DEVİRME PLANI CIA’YA VERİLDİ
İran için özgürlük dönemi çok uzun sürmedi. Başta Washington olmak üzere kapalı kapılar ardında Mussaddık`ın devrilmesi planlanmaya başlandı. Britanyalılar, Musaddık’ı dize getirmek için önce Meclis üyelerine hükümete güvensizlik oyu vermeleri için rüşvet dağıtma seçeneği denendi. Bunu öğrenen Musaddık Britanya Büyükelçiliğini kapatıp diplomatları memleketlerine postaladı. İngilizler ümitsizce Truman’a yöneldi. Acaba CIA bu eski dosta iltimas yapıp Musaddık’ı devirebilir miydi? 1953`te ABD Merkezi Haber alma Teşkilatı (CIA) harekete geçti ve Mussaddık`a karşı darbe yapıldı. Darbenin planlayıcısı ve uygulayıcısı ABD başkanlarından Franklin Roosevelt `in ailesinden gelen CIA Tahran İstasyon Şefi Kim Roosevelt ile Şah`ın dostu ve 1991 Körfez Savaşı`nda ABD ordusunun Komutanı Norman Schwarzkopf `un babası General Norman H. Schwarzkopf `tu...
YÜZ KİŞİ HAYATANI KAYBETTİ
Plan tam istenildiği gibi uygulanamadı ama başarıldı. Musaddık’ı kötülemek için köşe yazarlarına para dağıtıldı. Mollalar ve parlamentodakiler de ihmal edilmedi tabii. Musaddık için Yahudi, homoseksüel ve hatta İngiliz ajanı bile denildi. Ardından kilit konumdaki subayların ve polislerin aklı çelindi. Sokak gösterileri tertip edildi 19 Ağustos 1953 akşamında birkaç bin kişi Musaddık’ın evinin önüne geldi. Askeri birlikler de geldi ve ateş açtı. İçerdeki korumlar da ateş açınca üç yüz kişi öldü ve Musaddık dönemi sona erdi. O sırada, nüfusun yüzde en az 95`i Musaddık`ı destekliyordu. CIA’nın yaptığı Ajax Operasyonu dünyayı şekillendirecek olan müdahalelere çağını başlatacaktı. Darbeden önceki günlerde İran`dan kaçmış olan korkak Şah Muhamed Rıza, Roma’da bir otelde yemek yemekteyken gazeteciler Musaddık’ın devrildiğini o haber aldıkları için otele akın ettiler. İlk önce konuşamayacak kadar afalladı, sonra şunları söyledi: “Biliyordum.
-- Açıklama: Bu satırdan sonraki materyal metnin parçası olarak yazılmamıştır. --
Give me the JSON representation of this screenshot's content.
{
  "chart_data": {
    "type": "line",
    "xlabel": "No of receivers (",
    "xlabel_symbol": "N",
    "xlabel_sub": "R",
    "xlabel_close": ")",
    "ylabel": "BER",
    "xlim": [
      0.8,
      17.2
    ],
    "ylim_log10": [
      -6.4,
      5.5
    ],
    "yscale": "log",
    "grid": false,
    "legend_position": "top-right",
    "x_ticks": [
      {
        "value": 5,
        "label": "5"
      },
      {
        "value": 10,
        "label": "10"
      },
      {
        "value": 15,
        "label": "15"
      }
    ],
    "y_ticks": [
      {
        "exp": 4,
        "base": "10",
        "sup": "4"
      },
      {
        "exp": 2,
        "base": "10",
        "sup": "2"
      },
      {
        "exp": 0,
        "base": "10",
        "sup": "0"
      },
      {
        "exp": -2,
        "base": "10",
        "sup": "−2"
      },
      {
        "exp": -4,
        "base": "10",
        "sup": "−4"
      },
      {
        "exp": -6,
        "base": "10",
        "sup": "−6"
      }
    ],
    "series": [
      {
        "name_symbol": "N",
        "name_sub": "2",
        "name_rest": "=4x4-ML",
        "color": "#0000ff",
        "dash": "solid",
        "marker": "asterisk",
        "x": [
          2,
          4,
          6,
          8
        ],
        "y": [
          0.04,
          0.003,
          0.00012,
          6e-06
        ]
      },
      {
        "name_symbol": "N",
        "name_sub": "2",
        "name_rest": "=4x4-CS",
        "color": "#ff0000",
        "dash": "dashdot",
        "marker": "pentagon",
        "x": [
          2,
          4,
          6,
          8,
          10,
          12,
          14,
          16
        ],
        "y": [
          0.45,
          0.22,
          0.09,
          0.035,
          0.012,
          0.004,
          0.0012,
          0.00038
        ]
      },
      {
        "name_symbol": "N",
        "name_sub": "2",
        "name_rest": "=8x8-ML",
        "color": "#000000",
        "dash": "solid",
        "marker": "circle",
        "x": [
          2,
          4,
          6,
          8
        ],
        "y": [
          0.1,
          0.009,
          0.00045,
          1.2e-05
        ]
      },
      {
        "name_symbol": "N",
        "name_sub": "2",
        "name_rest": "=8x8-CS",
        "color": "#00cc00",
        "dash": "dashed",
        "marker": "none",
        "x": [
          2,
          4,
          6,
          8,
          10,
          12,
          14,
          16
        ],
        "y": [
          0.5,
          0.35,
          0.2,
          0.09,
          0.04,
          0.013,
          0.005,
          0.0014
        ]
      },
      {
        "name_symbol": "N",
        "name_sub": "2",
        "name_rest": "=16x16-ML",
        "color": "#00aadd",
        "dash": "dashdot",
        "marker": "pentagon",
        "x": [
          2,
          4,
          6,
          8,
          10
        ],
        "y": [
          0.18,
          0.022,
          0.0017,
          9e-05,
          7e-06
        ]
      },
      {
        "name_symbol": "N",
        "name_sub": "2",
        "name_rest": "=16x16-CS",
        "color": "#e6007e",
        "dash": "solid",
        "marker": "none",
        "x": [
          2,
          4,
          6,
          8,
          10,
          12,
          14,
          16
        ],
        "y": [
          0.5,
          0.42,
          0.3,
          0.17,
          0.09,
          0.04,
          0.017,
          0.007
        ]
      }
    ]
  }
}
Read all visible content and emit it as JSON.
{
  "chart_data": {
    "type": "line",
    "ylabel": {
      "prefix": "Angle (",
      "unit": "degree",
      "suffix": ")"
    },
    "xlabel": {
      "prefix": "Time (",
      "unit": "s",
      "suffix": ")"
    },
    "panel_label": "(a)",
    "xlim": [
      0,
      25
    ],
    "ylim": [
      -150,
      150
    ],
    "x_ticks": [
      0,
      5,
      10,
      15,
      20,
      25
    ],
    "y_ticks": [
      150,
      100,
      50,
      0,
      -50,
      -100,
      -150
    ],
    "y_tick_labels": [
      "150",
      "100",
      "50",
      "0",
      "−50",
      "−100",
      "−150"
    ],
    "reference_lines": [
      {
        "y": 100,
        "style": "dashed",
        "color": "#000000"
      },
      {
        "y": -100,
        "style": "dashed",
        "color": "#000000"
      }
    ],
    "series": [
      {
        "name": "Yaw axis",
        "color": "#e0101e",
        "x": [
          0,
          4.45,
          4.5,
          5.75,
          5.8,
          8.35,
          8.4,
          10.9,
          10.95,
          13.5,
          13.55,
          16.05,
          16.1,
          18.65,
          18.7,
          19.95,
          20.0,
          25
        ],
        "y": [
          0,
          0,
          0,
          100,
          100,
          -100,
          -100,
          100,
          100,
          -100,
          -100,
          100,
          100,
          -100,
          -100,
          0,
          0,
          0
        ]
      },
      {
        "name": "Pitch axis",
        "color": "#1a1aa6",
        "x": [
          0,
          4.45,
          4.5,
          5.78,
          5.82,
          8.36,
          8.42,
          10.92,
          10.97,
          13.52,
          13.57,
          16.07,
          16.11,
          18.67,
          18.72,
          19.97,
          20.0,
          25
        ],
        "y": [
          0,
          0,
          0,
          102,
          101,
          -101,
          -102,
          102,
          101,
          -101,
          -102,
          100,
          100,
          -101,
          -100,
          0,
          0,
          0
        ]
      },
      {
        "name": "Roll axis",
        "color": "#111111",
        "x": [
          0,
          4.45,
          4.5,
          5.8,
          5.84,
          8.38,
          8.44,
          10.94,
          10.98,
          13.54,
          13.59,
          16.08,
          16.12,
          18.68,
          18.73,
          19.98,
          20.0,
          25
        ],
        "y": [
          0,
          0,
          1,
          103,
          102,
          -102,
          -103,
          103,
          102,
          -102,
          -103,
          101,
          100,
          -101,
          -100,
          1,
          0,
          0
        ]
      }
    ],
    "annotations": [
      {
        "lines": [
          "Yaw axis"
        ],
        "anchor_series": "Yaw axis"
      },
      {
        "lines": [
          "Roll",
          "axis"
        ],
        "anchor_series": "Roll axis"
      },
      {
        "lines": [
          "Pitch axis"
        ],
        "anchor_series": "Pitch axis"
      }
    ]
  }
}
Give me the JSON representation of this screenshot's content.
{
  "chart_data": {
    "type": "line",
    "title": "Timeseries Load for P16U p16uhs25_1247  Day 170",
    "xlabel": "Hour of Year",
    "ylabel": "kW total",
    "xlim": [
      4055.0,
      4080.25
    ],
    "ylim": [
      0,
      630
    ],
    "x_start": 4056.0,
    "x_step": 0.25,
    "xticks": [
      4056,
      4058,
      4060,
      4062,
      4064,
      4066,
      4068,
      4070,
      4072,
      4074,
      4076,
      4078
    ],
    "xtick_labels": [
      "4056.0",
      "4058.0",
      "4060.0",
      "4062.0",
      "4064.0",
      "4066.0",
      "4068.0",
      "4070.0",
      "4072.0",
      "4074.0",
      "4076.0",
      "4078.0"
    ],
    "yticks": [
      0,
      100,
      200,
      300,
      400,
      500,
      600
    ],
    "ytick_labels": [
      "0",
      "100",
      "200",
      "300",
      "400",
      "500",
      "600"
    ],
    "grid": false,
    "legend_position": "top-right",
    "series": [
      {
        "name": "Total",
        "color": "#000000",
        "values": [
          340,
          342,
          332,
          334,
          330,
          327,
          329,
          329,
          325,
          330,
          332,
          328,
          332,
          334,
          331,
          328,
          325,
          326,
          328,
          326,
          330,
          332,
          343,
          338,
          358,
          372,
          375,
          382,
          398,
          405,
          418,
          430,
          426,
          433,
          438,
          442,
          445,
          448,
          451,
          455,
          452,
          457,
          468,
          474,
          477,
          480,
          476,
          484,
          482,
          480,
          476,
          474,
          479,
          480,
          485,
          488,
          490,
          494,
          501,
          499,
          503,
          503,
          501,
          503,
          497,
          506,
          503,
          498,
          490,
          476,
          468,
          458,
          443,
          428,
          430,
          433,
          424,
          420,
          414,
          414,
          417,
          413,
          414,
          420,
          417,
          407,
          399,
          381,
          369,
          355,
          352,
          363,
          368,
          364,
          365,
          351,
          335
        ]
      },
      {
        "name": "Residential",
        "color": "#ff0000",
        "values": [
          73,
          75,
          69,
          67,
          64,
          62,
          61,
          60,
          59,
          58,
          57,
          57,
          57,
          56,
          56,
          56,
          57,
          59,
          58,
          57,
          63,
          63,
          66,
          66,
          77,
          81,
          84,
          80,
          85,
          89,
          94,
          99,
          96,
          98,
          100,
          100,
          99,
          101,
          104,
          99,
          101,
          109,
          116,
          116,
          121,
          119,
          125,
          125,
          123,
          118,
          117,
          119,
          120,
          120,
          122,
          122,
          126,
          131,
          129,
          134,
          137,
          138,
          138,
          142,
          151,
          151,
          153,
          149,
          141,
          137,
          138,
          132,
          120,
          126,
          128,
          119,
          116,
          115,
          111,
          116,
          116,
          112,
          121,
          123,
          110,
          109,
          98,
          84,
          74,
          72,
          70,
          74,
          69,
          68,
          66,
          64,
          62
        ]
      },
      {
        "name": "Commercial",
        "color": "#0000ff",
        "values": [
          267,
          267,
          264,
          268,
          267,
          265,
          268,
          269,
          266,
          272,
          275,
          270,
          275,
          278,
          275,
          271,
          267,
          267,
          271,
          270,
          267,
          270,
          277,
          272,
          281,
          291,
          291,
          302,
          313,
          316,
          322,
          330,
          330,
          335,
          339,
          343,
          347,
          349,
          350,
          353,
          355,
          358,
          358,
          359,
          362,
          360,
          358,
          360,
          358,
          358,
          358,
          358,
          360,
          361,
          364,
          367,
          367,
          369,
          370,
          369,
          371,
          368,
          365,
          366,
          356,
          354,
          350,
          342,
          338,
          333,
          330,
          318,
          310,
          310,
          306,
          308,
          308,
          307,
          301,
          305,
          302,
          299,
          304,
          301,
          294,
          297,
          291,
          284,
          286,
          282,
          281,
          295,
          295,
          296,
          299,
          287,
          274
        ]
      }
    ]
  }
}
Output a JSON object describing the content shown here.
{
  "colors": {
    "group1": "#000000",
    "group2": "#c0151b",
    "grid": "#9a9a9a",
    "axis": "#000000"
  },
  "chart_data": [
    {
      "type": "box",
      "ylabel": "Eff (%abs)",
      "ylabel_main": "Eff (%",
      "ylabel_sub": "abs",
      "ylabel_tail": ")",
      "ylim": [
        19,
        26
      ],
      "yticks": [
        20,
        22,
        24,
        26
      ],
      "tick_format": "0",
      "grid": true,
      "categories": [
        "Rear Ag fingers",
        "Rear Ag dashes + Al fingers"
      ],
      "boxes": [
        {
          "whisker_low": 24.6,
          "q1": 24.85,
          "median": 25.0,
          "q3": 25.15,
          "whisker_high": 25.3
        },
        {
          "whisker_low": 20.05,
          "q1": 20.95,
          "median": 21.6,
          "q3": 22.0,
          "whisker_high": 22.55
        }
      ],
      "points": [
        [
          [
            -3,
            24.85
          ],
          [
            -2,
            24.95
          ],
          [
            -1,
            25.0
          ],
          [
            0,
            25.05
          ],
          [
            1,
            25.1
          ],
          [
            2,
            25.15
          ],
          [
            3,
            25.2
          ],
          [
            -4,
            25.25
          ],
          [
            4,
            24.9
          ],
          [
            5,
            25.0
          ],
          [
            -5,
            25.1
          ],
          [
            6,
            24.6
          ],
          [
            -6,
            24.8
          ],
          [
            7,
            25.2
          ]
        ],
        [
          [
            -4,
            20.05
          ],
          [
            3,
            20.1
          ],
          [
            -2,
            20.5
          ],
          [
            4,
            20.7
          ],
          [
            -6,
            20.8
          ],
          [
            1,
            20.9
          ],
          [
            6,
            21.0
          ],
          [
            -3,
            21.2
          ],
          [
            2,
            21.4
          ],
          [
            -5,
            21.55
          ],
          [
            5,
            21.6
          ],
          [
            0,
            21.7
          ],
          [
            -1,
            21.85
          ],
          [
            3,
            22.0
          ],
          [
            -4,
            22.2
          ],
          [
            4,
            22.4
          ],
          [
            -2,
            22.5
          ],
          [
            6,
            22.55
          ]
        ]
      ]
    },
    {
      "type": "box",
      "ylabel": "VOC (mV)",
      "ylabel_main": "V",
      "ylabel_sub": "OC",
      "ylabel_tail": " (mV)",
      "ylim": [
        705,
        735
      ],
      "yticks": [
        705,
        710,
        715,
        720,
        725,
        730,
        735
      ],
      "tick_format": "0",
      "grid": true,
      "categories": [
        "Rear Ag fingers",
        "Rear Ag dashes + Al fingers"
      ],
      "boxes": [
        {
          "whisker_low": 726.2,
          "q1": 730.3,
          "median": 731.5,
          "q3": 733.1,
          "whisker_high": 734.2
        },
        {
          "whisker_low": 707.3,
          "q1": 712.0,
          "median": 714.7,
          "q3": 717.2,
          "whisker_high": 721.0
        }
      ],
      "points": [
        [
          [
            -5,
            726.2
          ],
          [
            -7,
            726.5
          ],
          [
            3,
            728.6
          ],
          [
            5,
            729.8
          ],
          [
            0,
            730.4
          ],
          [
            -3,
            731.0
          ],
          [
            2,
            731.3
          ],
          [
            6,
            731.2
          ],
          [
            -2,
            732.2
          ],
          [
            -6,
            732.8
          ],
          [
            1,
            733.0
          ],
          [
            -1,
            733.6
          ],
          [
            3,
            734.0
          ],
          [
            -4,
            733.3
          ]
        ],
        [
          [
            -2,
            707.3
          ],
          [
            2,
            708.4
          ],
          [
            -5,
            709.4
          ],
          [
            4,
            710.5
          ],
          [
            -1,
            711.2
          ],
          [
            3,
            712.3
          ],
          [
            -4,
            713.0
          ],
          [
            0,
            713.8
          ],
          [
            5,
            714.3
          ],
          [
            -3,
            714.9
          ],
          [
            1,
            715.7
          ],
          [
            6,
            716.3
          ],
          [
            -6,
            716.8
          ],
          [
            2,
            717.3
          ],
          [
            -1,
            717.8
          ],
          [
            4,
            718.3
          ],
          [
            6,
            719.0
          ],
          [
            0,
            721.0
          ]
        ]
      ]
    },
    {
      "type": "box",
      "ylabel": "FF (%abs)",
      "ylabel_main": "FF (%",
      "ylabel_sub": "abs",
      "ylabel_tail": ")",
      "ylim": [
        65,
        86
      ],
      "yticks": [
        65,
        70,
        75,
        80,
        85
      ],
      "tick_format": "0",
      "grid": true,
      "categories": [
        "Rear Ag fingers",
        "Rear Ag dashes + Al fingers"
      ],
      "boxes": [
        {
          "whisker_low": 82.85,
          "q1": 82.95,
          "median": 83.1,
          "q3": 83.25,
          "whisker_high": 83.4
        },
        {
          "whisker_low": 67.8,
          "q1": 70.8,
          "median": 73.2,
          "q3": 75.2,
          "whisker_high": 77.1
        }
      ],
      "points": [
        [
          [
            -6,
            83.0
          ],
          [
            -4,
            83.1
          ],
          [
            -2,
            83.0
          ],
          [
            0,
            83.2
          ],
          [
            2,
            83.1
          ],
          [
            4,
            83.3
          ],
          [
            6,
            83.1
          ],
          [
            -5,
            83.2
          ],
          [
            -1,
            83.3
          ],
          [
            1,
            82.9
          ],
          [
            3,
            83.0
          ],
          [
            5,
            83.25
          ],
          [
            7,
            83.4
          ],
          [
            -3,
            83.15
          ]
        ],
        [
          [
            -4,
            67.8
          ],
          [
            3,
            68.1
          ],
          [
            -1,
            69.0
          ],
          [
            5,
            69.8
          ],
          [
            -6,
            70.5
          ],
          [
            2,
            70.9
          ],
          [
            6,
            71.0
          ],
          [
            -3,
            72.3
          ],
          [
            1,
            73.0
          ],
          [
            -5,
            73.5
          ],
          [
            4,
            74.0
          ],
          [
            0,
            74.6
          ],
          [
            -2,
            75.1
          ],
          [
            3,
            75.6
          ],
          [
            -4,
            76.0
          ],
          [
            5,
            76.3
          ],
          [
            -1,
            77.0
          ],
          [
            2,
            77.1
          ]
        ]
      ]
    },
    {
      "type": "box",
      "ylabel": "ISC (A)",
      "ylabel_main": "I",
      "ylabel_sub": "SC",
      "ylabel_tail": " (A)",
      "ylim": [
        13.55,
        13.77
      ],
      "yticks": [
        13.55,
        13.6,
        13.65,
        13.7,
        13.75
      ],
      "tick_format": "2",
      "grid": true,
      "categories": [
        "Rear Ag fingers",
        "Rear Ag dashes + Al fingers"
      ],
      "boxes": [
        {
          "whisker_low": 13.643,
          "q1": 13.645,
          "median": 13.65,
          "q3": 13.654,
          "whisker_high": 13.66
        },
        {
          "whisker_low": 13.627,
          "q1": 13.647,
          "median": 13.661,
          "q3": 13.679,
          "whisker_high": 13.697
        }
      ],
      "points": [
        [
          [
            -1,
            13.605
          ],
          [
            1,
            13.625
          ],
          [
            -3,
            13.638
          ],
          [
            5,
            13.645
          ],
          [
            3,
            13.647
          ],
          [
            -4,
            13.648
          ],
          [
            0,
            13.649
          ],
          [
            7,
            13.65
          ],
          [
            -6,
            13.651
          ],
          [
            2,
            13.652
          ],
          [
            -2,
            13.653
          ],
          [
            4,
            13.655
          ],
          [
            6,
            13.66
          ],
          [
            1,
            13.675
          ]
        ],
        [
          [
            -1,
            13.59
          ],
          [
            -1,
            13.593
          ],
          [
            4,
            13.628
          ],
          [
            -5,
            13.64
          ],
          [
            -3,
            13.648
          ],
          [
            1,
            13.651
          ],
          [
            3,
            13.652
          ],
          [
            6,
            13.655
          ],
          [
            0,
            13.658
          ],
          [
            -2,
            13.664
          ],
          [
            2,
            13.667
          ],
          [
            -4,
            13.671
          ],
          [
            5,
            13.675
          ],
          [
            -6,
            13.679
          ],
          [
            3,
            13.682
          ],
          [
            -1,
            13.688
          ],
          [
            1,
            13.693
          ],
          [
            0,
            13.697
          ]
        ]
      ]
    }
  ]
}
Beni seviyorlar.”
ŞAH TAHRAN’A DÖNDÜ…
Birkaç gün sonra Tahran’a geri dönen Şah, İranlıların arzularının tersine iktidara oturdu. General Schwarzkopf da İran Gizli Servisi Savak`a eğitim verdi. Böylece, Batılı güçlerin İran`daki çıkarları garanti altına alındı. İran petrolü Batılı şirketler arasında yeniden paylaştırıldı. Sonraki yirmi yıl içinde de Ortadoğu petrolünün yüzde 65`i Amerikan şirketlerine geçti. Şah, küresel güçlerin desteğini arkasına alıp iktidarını pekiştirdi. Yabancı şirketlere petrol üretme ve işletme hakkı yeniden tanındı. Yani Batı amacına ulaşmıştı. Ülke petrol zenginiydi, ama toplumdaki refah düzeyi bir türlü artmıyordu. Zenginlik toplumun alt tabakasına yansımadığı gibi, yoksulluk sonucu dini etkinin giderek artması, sıkıntılı bir sürecin de başlangıç noktasını oluşturdu. Şah Pehlevi 1953`ten sonra ülkede katı, baskıcı politikalara hız verdi. Sorunları çözmek yerine, toplumsal baskı uygulama yoluna gitti. Bu süreç 1979’a kadar devam etti.